Incorporated? 300 years in the future, companies and businesses run everything on a 'more personal level.' Every single person alive is their own 'corporation'. From birth, people can sell their own stock to move up in society.
A review by Roy Normington
The Unincorporated Man
by Dani Kollin and Eytan Kollin, Tor Books, 478 pages, $25.95, Hardcover, March 2009, ISBN 9780765318992
You're going to die in 6 months, you might have as long as a year, due to a life threatening disease.
You're also a billionaire.
What would you do? You have enough money to go to the moon to die, go on a spending spree, donate your fortune to aid others with your infliction, or do some traveling. Or you could also become immoral; a rebel, lash back at society. Or you could accept the inevitable, sit yourself down in front of the TV or read a good book.
In the case of Justin Cord, he wanted to be freeze-dried, Walt Disney-style. He decided that the disease would not kill him, that he would take matters into his own hands. The technology that would freeze time for him might in fact be the death of him, but it would be his choice to make. Wall himself in a pod for a future scientist to wake him up.
He'd have to make sure he would be well-stocked when he awoke. Money, jewels, collectibles where he could get to them in safe areas all over the world. Justin thought well ahead and made every preparation that he could think of to insure his survival. He hoped that a cure would be made when they woke him up and that he would find a way to fit in again.
But his pod wasn't found until 300 years later--in Boulder, Colorado--deep below the surface of earth. Technology did indeed protect him in suspended animation and a team of scientists woke him up, cured him of his sickness and started the process of getting him incorporated.
Incorporated? Justin finds out that a lot of things have changed since he took a nap. Companies and businesses run everything on a more personal level. Every single person alive is their own corporation. From birth, people can sell their own stock to move up in society. From getting into the right schools, finding the right job and even meeting the right person.
Justin also finds out that no one can ever own himself or herself completely. The government always owns 5% of a person, and everyone tries to get a majority share so they will be able to retire.

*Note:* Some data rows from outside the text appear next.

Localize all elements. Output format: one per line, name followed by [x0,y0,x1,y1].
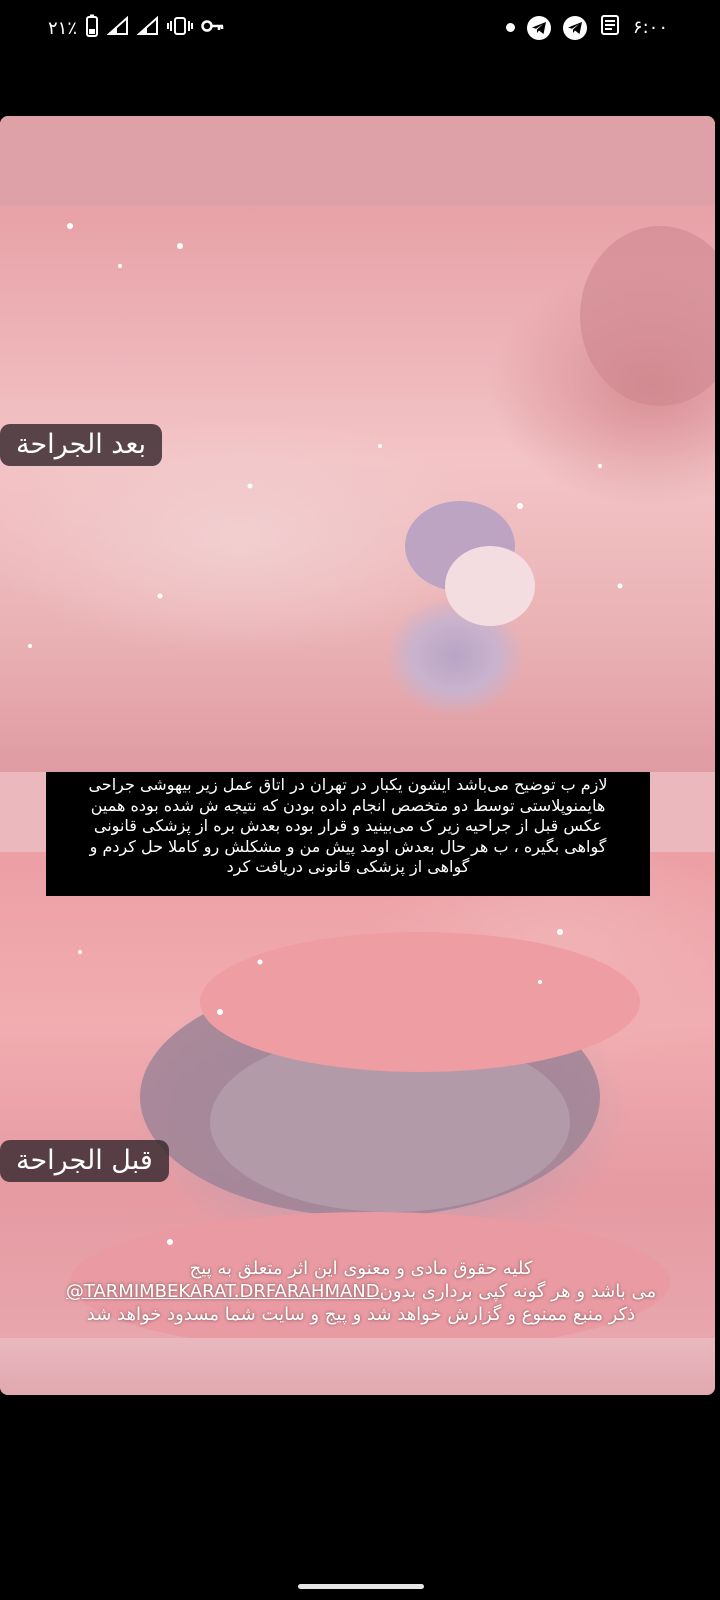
story-card[interactable]: بعد الجراحة قبل الجراحة لازم ب توضیح می‌… [0,116,715,1395]
caption-line: عکس قبل از جراحیه زیر ک می‌بینید و قرار … [93,816,603,835]
battery-percent: ۲۱٪ [48,18,78,39]
telegram-icon [562,15,587,40]
telegram-icon [526,15,551,40]
copyright-line: می باشد و هر گونه کپی برداری بدون@TARMIM… [16,1280,706,1303]
vibrate-icon [167,16,194,41]
caption-line: هایمنوپلاستی توسط دو متخصص انجام داده بو… [90,795,606,815]
copyright-line: کلیه حقوق مادی و معنوی این اثر متعلق به … [189,1258,533,1279]
caption-line: لازم ب توضیح می‌باشد ایشون یکبار در تهرا… [88,775,608,794]
before-surgery-label: قبل الجراحة [0,1140,169,1182]
status-left: ۲۱٪ [48,14,225,43]
status-bar: ۲۱٪ ۶:۰۰ [0,0,720,52]
caption-line: گواهی بگیره ، ب هر حال بعدش اومد پیش من … [89,836,607,856]
notification-dot-icon [505,23,515,32]
caption-line: گواهی از پزشکی قانونی دریافت کرد [226,857,470,876]
copyright-notice: کلیه حقوق مادی و معنوی این اثر متعلق به … [16,1257,706,1326]
top-band [0,116,715,206]
caption-box: لازم ب توضیح می‌باشد ایشون یکبار در تهرا… [46,772,650,896]
after-surgery-label: بعد الجراحة [0,424,163,466]
vpn-key-icon [201,18,225,39]
news-icon [599,14,621,41]
copyright-line: ذکر منبع ممنوع و گزارش خواهد شد و پیج و … [86,1304,636,1325]
bottom-band [0,1338,715,1395]
battery-icon [85,14,99,43]
clock: ۶:۰۰ [632,17,668,38]
home-indicator[interactable] [298,1584,424,1589]
page-handle-link[interactable]: @TARMIMBEKARAT.DRFARAHMAND [66,1281,380,1302]
after-surgery-photo [0,206,715,772]
signal-icon [106,15,129,41]
signal-icon [136,15,159,41]
copyright-text: می باشد و هر گونه کپی برداری بدون [379,1281,657,1302]
status-right: ۶:۰۰ [505,14,668,41]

In the 300 years that Justin was sleeping, cars began to fly, travel takes mere minutes and communication between people is almost immediate. There are things like living walls, DijAssists (think iPad on steroids), and monster-sized skyscrapers with hundreds of floors. New York is the "biggest city in the solar system," his Timex watch is now worth thousands of "credits," diamonds can be manufactured in garages, and money is worth about as much as a Monopoly dollar. Illnesses are easy to handle and crime is non-existent as well--but at what cost?
A person's fate relies on the value of their shares and how well they are selling. Justin lived in a time before The Great Collapse and woke up in a world that has changed so much, yet is very recognizable in his past. It always seemed like companies owned you, and that your whole life was spent working for "the man." But, in this future, it's taken to the Nth level and people are
the company. You work for it 24/7 and, thanks to medical technology, that can be for a very, very long time. Justin finds that to fit in he might have to become incorporated. But there are also certain individuals that don't want him around at all. The prefer keeping him in another deep freeze, or worse.
Neela Harper, one of the scientists who woke him up wonders if this Unincorporated Man is ready for this new world... But is it ready for him?
The Unincorporated Man
is a fantasy with a sci-fi bend to it. This genre combination didn't make it more or less complex, but some novels have a hard time creating a whole different mythology for an "other world," and this one stayed here in our world--projected out 300 years into the future.
Another common difficulty is that books written by two different people often lack cohesion due to different writing styles and disjointed thoughts. In this case, I think that the fact that the authors are brothers helps the novel, because they seem to have the same goals about the characters, which is encouraging to this reader. I have enjoyed Steven King and Peter Straub collaborations (The Talisman
and Black House
) in the past and I found myself reading without being constantly aware of the authors' separate voices.
The Unincorporated Man
">The Unincorporated Man dives into basic human relationships between the sexes and between human technology. It also offers some scary insight as to how twisted some of our ideology is--and what it may become. You don't have to be a science fiction geek to appreciate this story because the Kollin brothers constructed their characters thoughtfully and wrote a thrilling story made more compelling by its roots in reality.